At this point, all of this is theoretical. Although Wesemann is working on isolating Lyme antibodies in wild mice, releasing lab-modified mice remains years away.
Oh, and no one's ever turned a genetically-modified mammal loose in the wild before. Doing that will require more than time. It will require a vote. A majority of residents of the two islands must approve the plan.
Jason Bridges, a parent who owns Handlebar Cafe on Nantucket, is open to the idea. Ticks and the diseases they carry are an acceptable risk for now, he says, but "if it were to get worse, I'd say we're kinda done for."
Not everyone thinks meddling with nature is the best idea. "My worst fear is that we're gonna make a modification that effects a whole chain of reaction in this environment," said Danika Conners, an herbalist and vocal critic of Mice Against Ticks. "No matter how much they test this, we do not know how this is gonna affect the environment five years from now, 10 years from now, 15 years now, 20 years from now."
Esvelt is sympathetic to such concerns, but he takes exception to any argument that he's playing God. "I can't see how a benevolent god would want us to let our children suffer and perish from diseases that we could prevent," he said.
Still, he's eager to have that conversation, and consider everyone's perspective. "I firmly believe that this kind of community decision-making is the only ethical way forward," he said.

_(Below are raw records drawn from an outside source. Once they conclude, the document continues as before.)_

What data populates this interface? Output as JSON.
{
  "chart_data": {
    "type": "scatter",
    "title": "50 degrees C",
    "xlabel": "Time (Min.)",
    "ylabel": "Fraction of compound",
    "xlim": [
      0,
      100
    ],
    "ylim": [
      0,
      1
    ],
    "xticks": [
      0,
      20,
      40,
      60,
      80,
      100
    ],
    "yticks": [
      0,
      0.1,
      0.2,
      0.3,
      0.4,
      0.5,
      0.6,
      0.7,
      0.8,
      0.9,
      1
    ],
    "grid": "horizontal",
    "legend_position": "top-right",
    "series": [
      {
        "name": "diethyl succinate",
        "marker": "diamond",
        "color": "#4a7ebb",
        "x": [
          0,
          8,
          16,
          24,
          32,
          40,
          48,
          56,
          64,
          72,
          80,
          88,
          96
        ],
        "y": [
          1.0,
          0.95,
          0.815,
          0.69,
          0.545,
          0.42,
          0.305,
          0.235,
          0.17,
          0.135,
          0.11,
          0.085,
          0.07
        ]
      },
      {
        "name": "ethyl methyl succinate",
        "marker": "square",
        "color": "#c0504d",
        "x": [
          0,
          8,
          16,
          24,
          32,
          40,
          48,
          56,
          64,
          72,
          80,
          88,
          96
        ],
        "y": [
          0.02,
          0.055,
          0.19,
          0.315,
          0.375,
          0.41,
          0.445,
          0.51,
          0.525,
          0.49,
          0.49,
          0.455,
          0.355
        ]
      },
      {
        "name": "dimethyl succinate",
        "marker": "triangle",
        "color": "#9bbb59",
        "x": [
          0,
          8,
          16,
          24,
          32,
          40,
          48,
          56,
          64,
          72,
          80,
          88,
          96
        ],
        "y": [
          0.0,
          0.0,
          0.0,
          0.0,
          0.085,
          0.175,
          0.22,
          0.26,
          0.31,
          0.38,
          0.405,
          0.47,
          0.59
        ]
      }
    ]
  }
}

Esvelt and Wesemann plan to test their idea by releasing about 1,000 genetically modified mice on an uninhabited private island and, well, seeing what happens. Wesemann likened it to NASA preparing for a mission. "They're going to send something in space, and then they're not going to be able to retrieve that again," he said. "All the preparation and all the modeling has to occur beforehand."
Still, there's no way of anticipating every possible outcome. But Esvelt believes the benefits outweigh any risk. "There's always a cost to doing nothing, and we need technology not just to keep the world running, but also to make it better," he said.
Even if the residents of the two islands approve the project, it still has to clear federal scrutiny from the Environmental Protection Agency and perhaps the Food and Drug Administration. All of which is to say it could be at least eight years before the first genetically modified mouse scurries through the seagrass.